Retail and office space in the development will go for $10 to $12 per square foot and residential units will sell for $150,000 to $300,000, Dykstra said.
About 10 percent of the available space is pre-leased or pre-sold and Dykstra expects potential tenants and buyers to commit to the project now that the state tax incentives have been secured.
“We can now finalize all of our agreements with everybody. Until now it’s been wait and see,” he said.
Among the prospective tenants for Eastowne are a full-service restaurant, a sports medicine clinic and a home design center. Muskegon Commerce Bank, now at the corner of Seaway and Seminole, has committed to building a new headquarters within the development.
Eastowne will follow a “new urbanism” design scheme that combines residential and commercial uses and has proven popular, he said.
“People want convenience, there’s no question about that,” Dykstra said. “People want to live and work close to where they do both.”
City leaders hailed the project as the kind of redevelopment they want to see in Norton Shores.
Mayor Nancy Crandall said Eastowne will create a gateway to the city along the Seaway Drive corridor and she hopes additional investment along the corridor will follow in the future. The urban village scheme is a “perfect fit” for the site and the community.
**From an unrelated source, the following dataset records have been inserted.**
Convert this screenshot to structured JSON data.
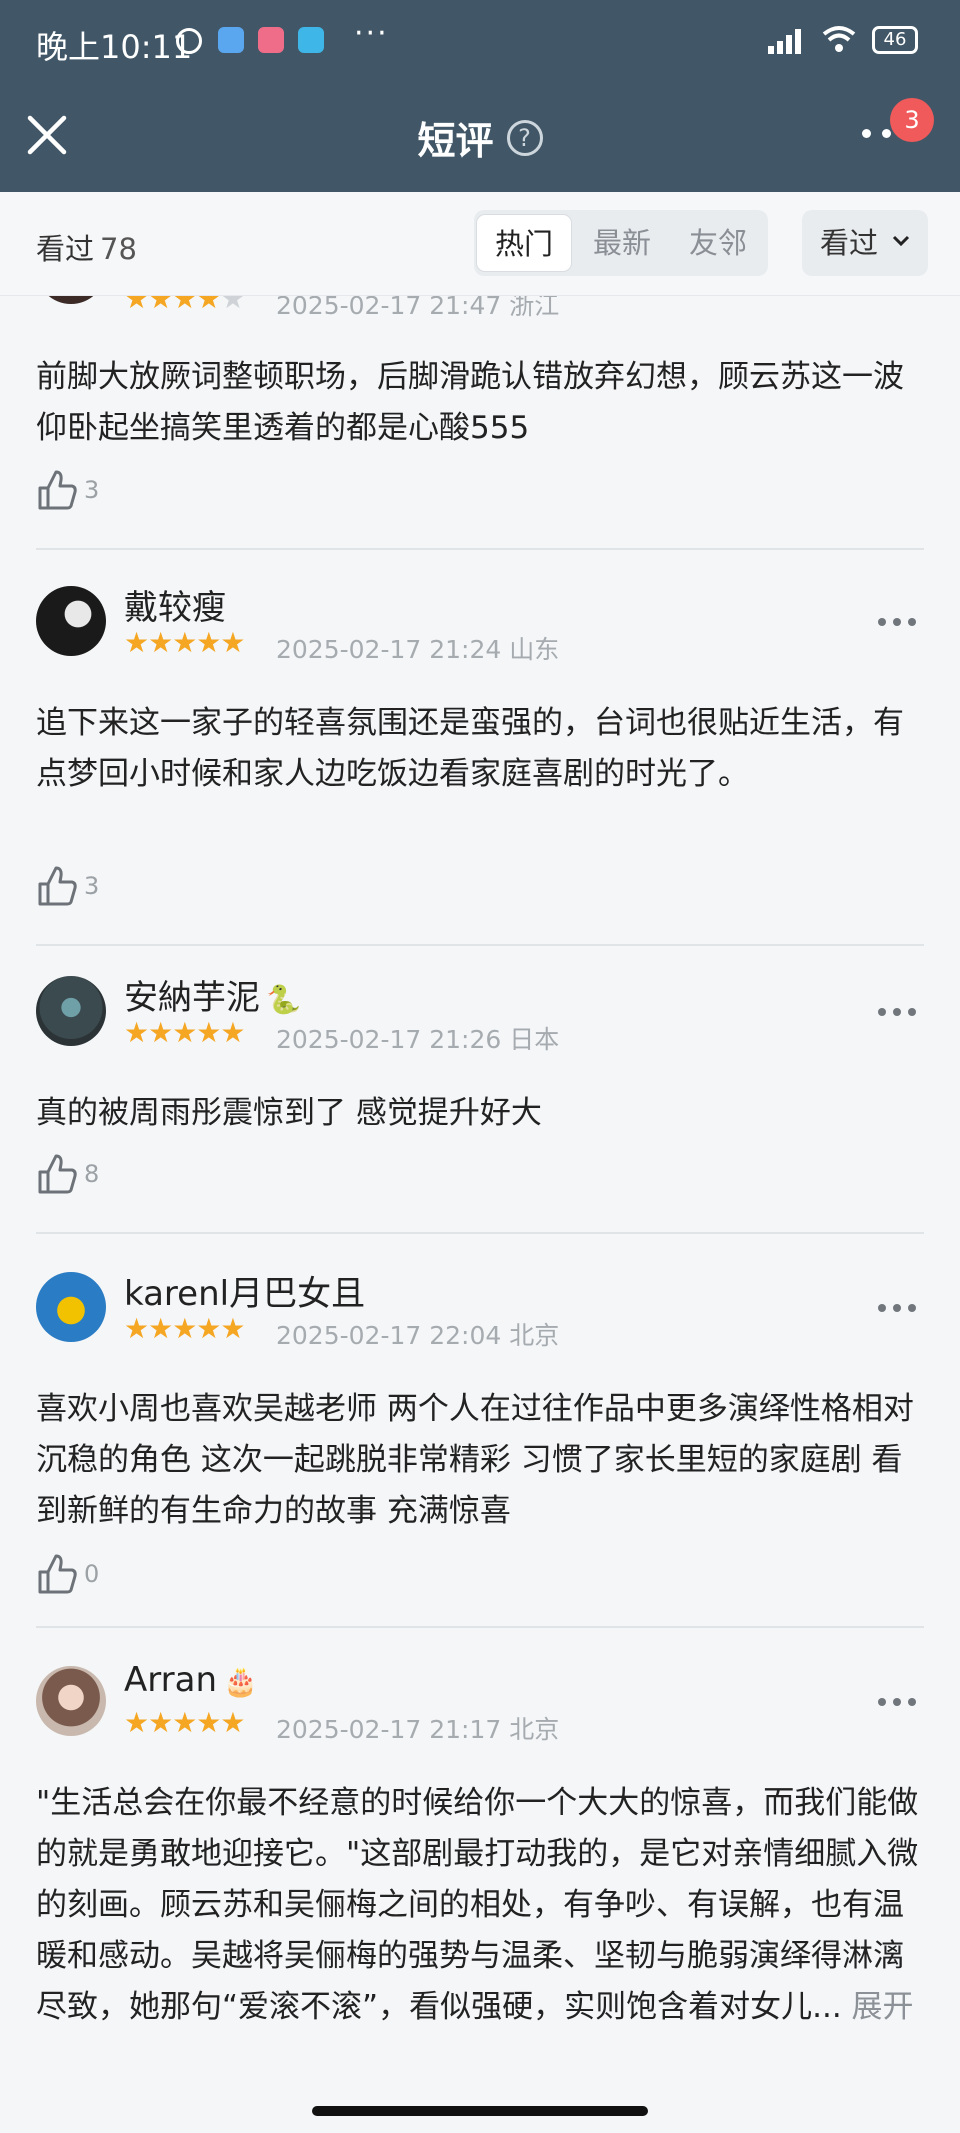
{
  "status": {
    "time": "晚上10:11",
    "dots": "···",
    "battery": "46"
  },
  "header": {
    "title": "短评",
    "help_label": "?",
    "badge_count": "3"
  },
  "filter": {
    "watched_label": "看过",
    "watched_count": "78",
    "tabs": [
      {
        "label": "热门",
        "active": true
      },
      {
        "label": "最新",
        "active": false
      },
      {
        "label": "友邻",
        "active": false
      }
    ],
    "dropdown_label": "看过"
  },
  "reviews": [
    {
      "user": "",
      "rating": 4,
      "stars": "★★★★",
      "stars_off": "★",
      "date": "2025-02-17 21:47",
      "location": "浙江",
      "content": "前脚大放厥词整顿职场，后脚滑跪认错放弃幻想，顾云苏这一波仰卧起坐搞笑里透着的都是心酸555",
      "likes": "3"
    },
    {
      "user": "戴较瘦",
      "rating": 5,
      "stars": "★★★★★",
      "date": "2025-02-17 21:24",
      "location": "山东",
      "content": "追下来这一家子的轻喜氛围还是蛮强的，台词也很贴近生活，有点梦回小时候和家人边吃饭边看家庭喜剧的时光了。",
      "likes": "3"
    },
    {
      "user": "安納芋泥",
      "decor": "🐍",
      "rating": 5,
      "stars": "★★★★★",
      "date": "2025-02-17 21:26",
      "location": "日本",
      "content": "真的被周雨彤震惊到了 感觉提升好大",
      "likes": "8"
    },
    {
      "user": "karenl月巴女且",
      "rating": 5,
      "stars": "★★★★★",
      "date": "2025-02-17 22:04",
      "location": "北京",
      "content": "喜欢小周也喜欢吴越老师 两个人在过往作品中更多演绎性格相对沉稳的角色 这次一起跳脱非常精彩 习惯了家长里短的家庭剧 看到新鲜的有生命力的故事 充满惊喜",
      "likes": "0"
    },
    {
      "user": "Arran",
      "decor": "🎂",
      "rating": 5,
      "stars": "★★★★★",
      "date": "2025-02-17 21:17",
      "location": "北京",
      "content": "\"生活总会在你最不经意的时候给你一个大大的惊喜，而我们能做的就是勇敢地迎接它。\"这部剧最打动我的，是它对亲情细腻入微的刻画。顾云苏和吴俪梅之间的相处，有争吵、有误解，也有温暖和感动。吴越将吴俪梅的强势与温柔、坚韧与脆弱演绎得淋漓尽致，她那句“爱滚不滚”，看似强硬，实则饱含着对女儿...",
      "expand": "展开"
    }
  ],
  "colors": {
    "header_bg": "#415767",
    "star": "#f5a623",
    "badge": "#f05a5a",
    "page_bg": "#f4f6f8"
  }
}
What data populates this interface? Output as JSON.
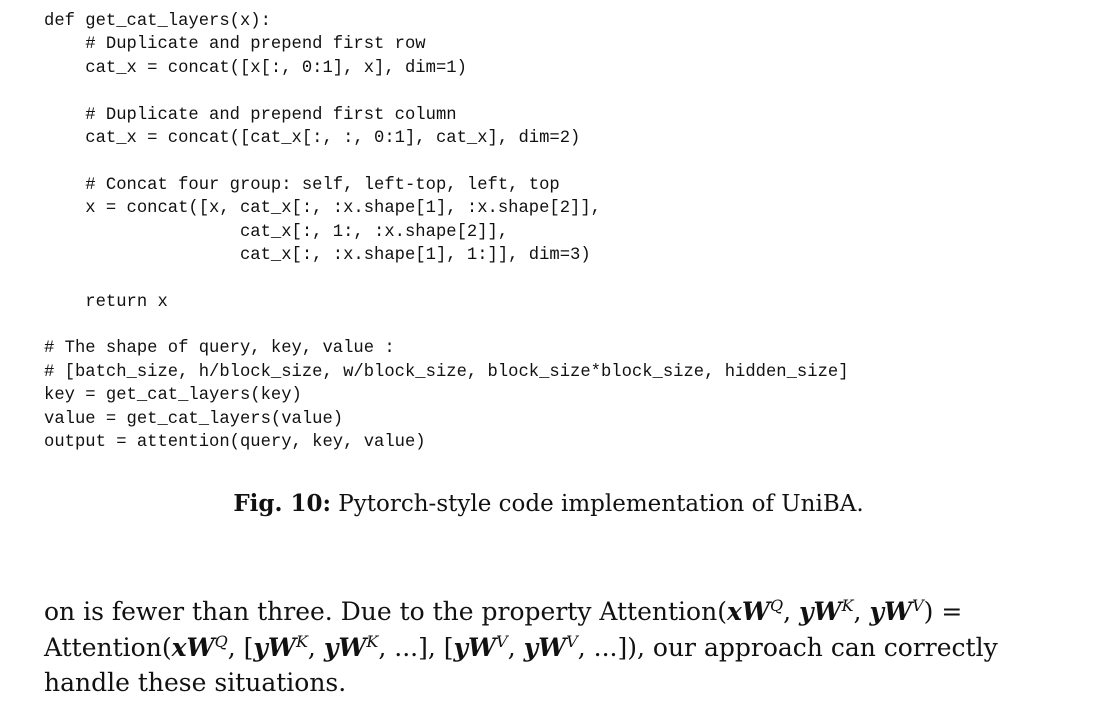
{
  "code_lines": [
    "def get_cat_layers(x):",
    "    # Duplicate and prepend first row",
    "    cat_x = concat([x[:, 0:1], x], dim=1)",
    "",
    "    # Duplicate and prepend first column",
    "    cat_x = concat([cat_x[:, :, 0:1], cat_x], dim=2)",
    "",
    "    # Concat four group: self, left-top, left, top",
    "    x = concat([x, cat_x[:, :x.shape[1], :x.shape[2]],",
    "                   cat_x[:, 1:, :x.shape[2]],",
    "                   cat_x[:, :x.shape[1], 1:]], dim=3)",
    "",
    "    return x",
    "",
    "# The shape of query, key, value :",
    "# [batch_size, h/block_size, w/block_size, block_size*block_size, hidden_size]",
    "key = get_cat_layers(key)",
    "value = get_cat_layers(value)",
    "output = attention(query, key, value)"
  ],
  "caption": {
    "label": "Fig. 10:",
    "text": " Pytorch-style code implementation of UniBA."
  },
  "paragraph": {
    "line1_text": "on is fewer than three. Due to the property",
    "attention_word": "Attention",
    "line3_text": "handle these situations.",
    "line2_tail": ", our approach can correctly"
  }
}
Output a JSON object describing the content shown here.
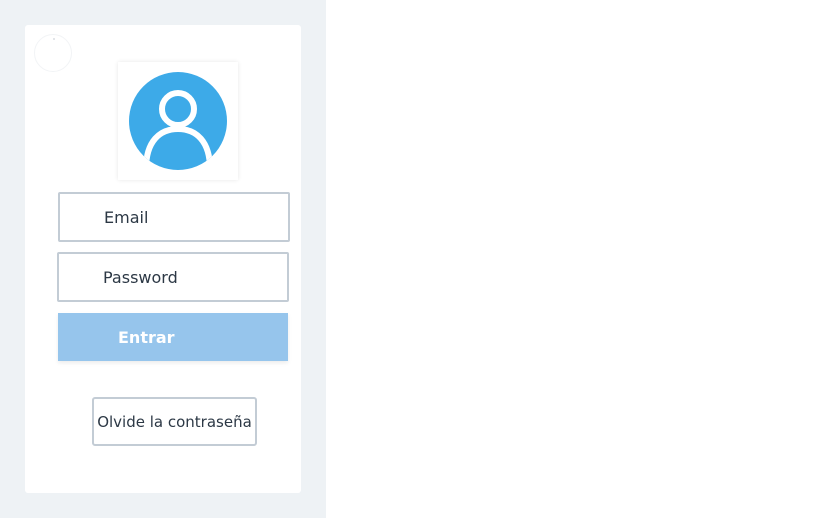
{
  "login": {
    "email_placeholder": "Email",
    "password_placeholder": "Password",
    "submit_label": "Entrar",
    "forgot_label": "Olvide la contraseña"
  },
  "avatar": {
    "icon": "user-icon",
    "color": "#3daae8"
  },
  "colors": {
    "panel_background": "#eef2f5",
    "submit_button": "#96c5ec",
    "field_border": "#c3ccd5"
  }
}
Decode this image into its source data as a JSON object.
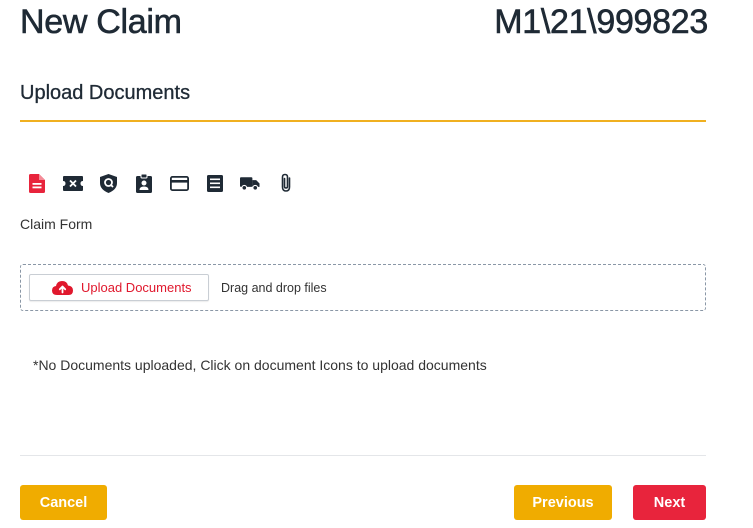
{
  "header": {
    "title": "New Claim",
    "claim_number": "M1\\21\\999823"
  },
  "section": {
    "title": "Upload Documents"
  },
  "document_types": [
    {
      "icon": "claim-form-icon",
      "active": true
    },
    {
      "icon": "ticket-icon",
      "active": false
    },
    {
      "icon": "shield-icon",
      "active": false
    },
    {
      "icon": "id-badge-icon",
      "active": false
    },
    {
      "icon": "credit-card-icon",
      "active": false
    },
    {
      "icon": "receipt-icon",
      "active": false
    },
    {
      "icon": "truck-icon",
      "active": false
    },
    {
      "icon": "paperclip-icon",
      "active": false
    }
  ],
  "selected_document": "Claim Form",
  "dropzone": {
    "upload_button_label": "Upload Documents",
    "drag_text": "Drag and drop files"
  },
  "note": "*No Documents uploaded, Click on document Icons to upload documents",
  "footer": {
    "cancel_label": "Cancel",
    "previous_label": "Previous",
    "next_label": "Next"
  },
  "colors": {
    "accent_yellow": "#f0ac00",
    "accent_red": "#e8243c",
    "title_text": "#1f2a35",
    "rule": "#f0b020"
  }
}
“It’s kind of what we’ve envisioned as far as the kind of things we’d like to see happen here,” Crandall said.
Eastowne was among 10 projects across Michigan to which the state awarded SBT and brownfield tax credits last week. Michigan Economic Development Corp. CEO Don Jakeway called Eastowne “an inspiring example of how communities can use brownfield incentives and clean up problem properties and convert them into productive uses.”